Students at Goddard College in Vermont will hear Pennsylvania imprisoned journalist, Mumia Abu-Jamal, give their commencement address this Sunday, October 5, 2014.

Police and supporting conservative politicians are up in arms, denouncing Goddard College, even pressing for cancellation of Abu-Jamal’s address.

Abu-Jamal’s speech will have to be a pre-recorded speech, a genre the veteran journalist has honed to award-winning form, in local Philadelphia radio and for National Public Radio. His skills and awards came prior to being convicted in 1982 for the killing of Officer Daniel Faulkner, and before he served over 29 years on death row. His death sentence was ruled unconstitutional in 2001, and finally vacated in 2011. He now serves a life sentence in a Pennsylvania prison.

From death row and prison, Abu-Jamal’s renown only grew. He has authored thousands of audio and print essays, and eight books. He also earned a Bachelors degree (Goddard College) and a Masters degree (California State University / Dominguez Hills) while in prison.
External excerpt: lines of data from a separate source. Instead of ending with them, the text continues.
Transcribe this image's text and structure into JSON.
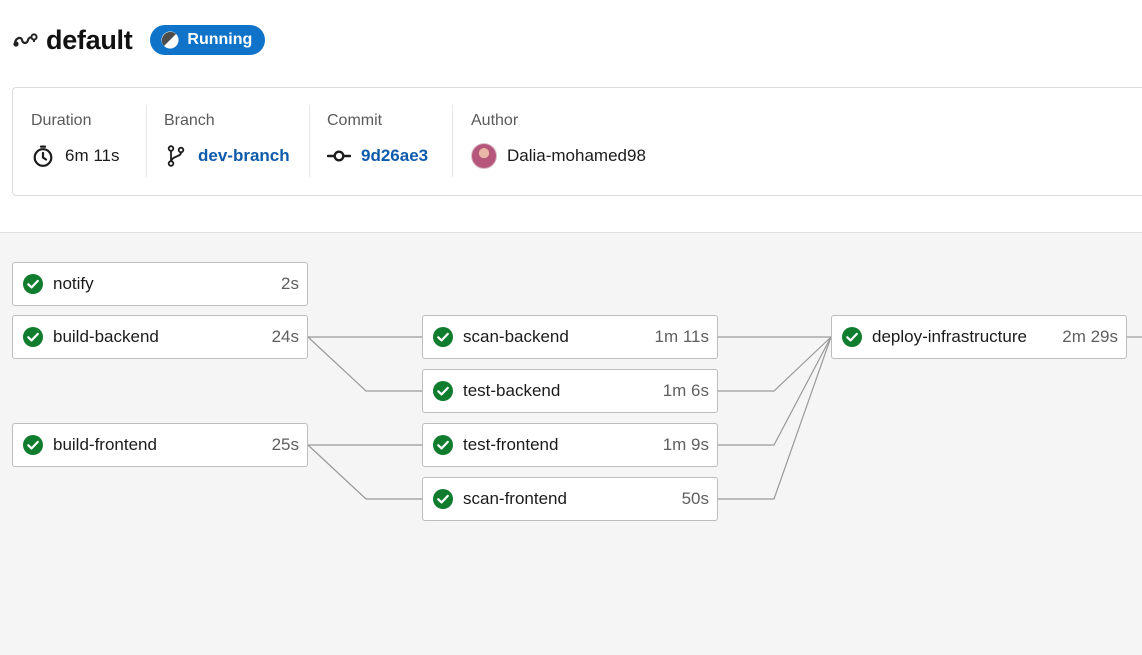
{
  "pipeline": {
    "title": "default",
    "status": "Running"
  },
  "summary": {
    "duration": {
      "label": "Duration",
      "value": "6m 11s"
    },
    "branch": {
      "label": "Branch",
      "value": "dev-branch"
    },
    "commit": {
      "label": "Commit",
      "value": "9d26ae3"
    },
    "author": {
      "label": "Author",
      "value": "Dalia-mohamed98"
    }
  },
  "jobs": [
    {
      "name": "notify",
      "duration": "2s",
      "status": "success"
    },
    {
      "name": "build-backend",
      "duration": "24s",
      "status": "success"
    },
    {
      "name": "build-frontend",
      "duration": "25s",
      "status": "success"
    },
    {
      "name": "scan-backend",
      "duration": "1m 11s",
      "status": "success"
    },
    {
      "name": "test-backend",
      "duration": "1m 6s",
      "status": "success"
    },
    {
      "name": "test-frontend",
      "duration": "1m 9s",
      "status": "success"
    },
    {
      "name": "scan-frontend",
      "duration": "50s",
      "status": "success"
    },
    {
      "name": "deploy-infrastructure",
      "duration": "2m 29s",
      "status": "success"
    }
  ],
  "colors": {
    "running_badge": "#0f74c9",
    "success": "#107c2e",
    "link": "#0f5bab"
  }
}
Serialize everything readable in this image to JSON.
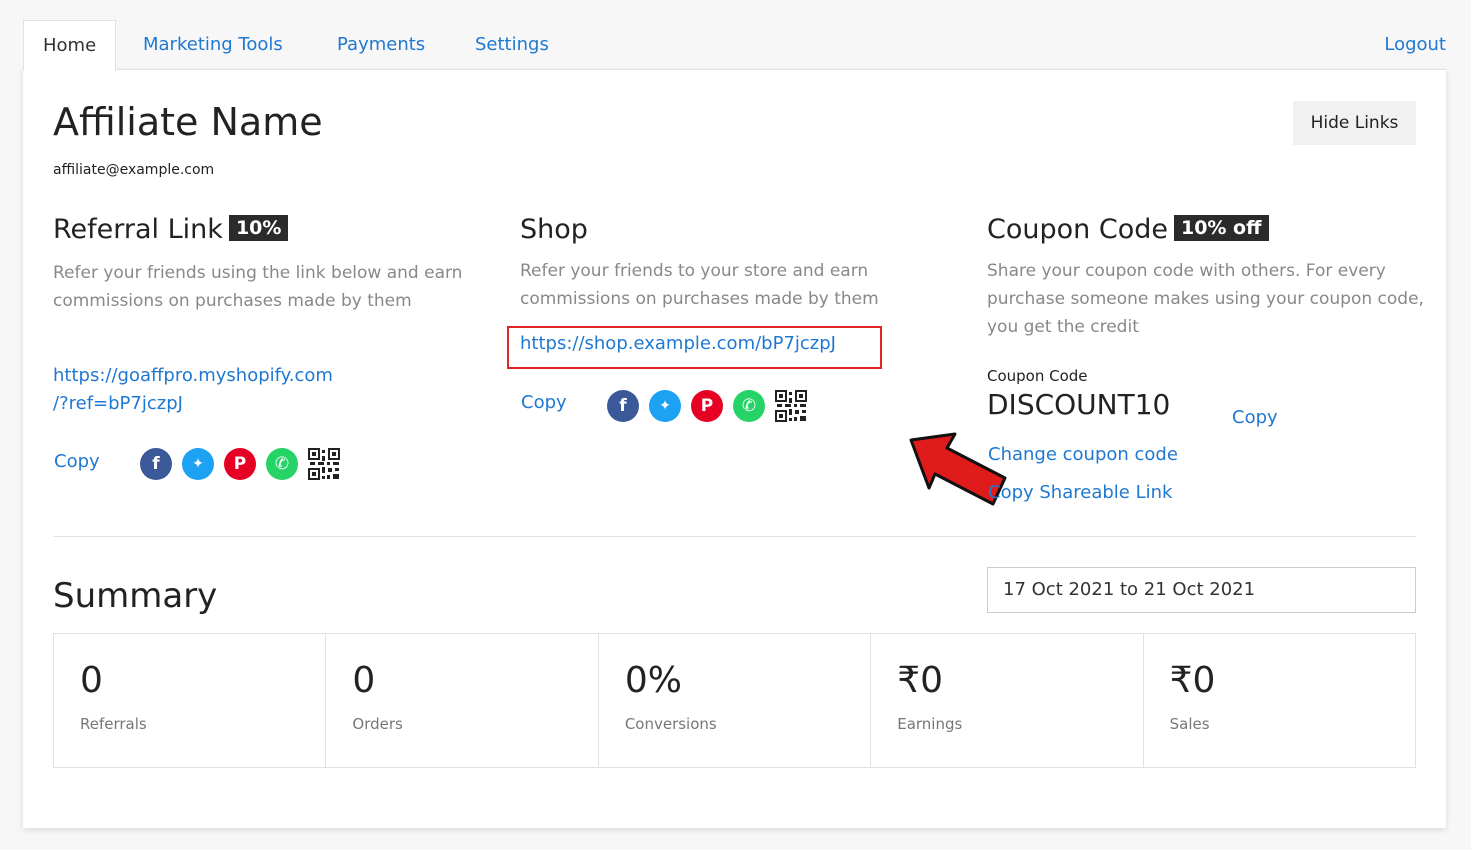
{
  "nav": {
    "tabs": [
      {
        "label": "Home"
      },
      {
        "label": "Marketing Tools"
      },
      {
        "label": "Payments"
      },
      {
        "label": "Settings"
      }
    ],
    "logout": "Logout"
  },
  "profile": {
    "name": "Affiliate Name",
    "email": "affiliate@example.com",
    "hide_links_button": "Hide Links"
  },
  "referral": {
    "title": "Referral Link",
    "badge": "10%",
    "description": "Refer your friends using the link below and earn commissions on purchases made by them",
    "link_line1": "https://goaffpro.myshopify.com",
    "link_line2": "/?ref=bP7jczpJ",
    "copy": "Copy"
  },
  "shop": {
    "title": "Shop",
    "description": "Refer your friends to your store and earn commissions on purchases made by them",
    "link": "https://shop.example.com/bP7jczpJ",
    "copy": "Copy"
  },
  "coupon": {
    "title": "Coupon Code",
    "badge": "10% off",
    "description": "Share your coupon code with others. For every purchase someone makes using your coupon code, you get the credit",
    "label": "Coupon Code",
    "code": "DISCOUNT10",
    "copy": "Copy",
    "change": "Change coupon code",
    "copy_shareable": "Copy Shareable Link"
  },
  "social_icons": [
    "facebook-icon",
    "twitter-icon",
    "pinterest-icon",
    "whatsapp-icon",
    "qr-code-icon"
  ],
  "summary": {
    "title": "Summary",
    "date_range": "17 Oct 2021 to 21 Oct 2021",
    "stats": [
      {
        "value": "0",
        "label": "Referrals"
      },
      {
        "value": "0",
        "label": "Orders"
      },
      {
        "value": "0%",
        "label": "Conversions"
      },
      {
        "value": "₹0",
        "label": "Earnings"
      },
      {
        "value": "₹0",
        "label": "Sales"
      }
    ]
  },
  "colors": {
    "link": "#1f78d1",
    "highlight_box": "#e12525",
    "badge_bg": "#2b2b2b"
  }
}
He has become “the voice of the voiceless” for many repressed voices in the nation and world. While he is, himself, a life-long critic of racist brutal cops, he wrote in defense of LA police whose federal retrial for the 1992 Rodney King beating he saw as “clear violation” of their freedom from “double-jeopardy.”

His humanity, courage, power of pen and mind, as well as the flagrant injustice of his own treatment during trial and appeals, have drawn human rights activists’ attention. Amnesty International declared his 1982 trial “in violation of minimum international standards that govern fair trial procedures.” South African Archbishop Desmond Tutu demands he “be released immediately.”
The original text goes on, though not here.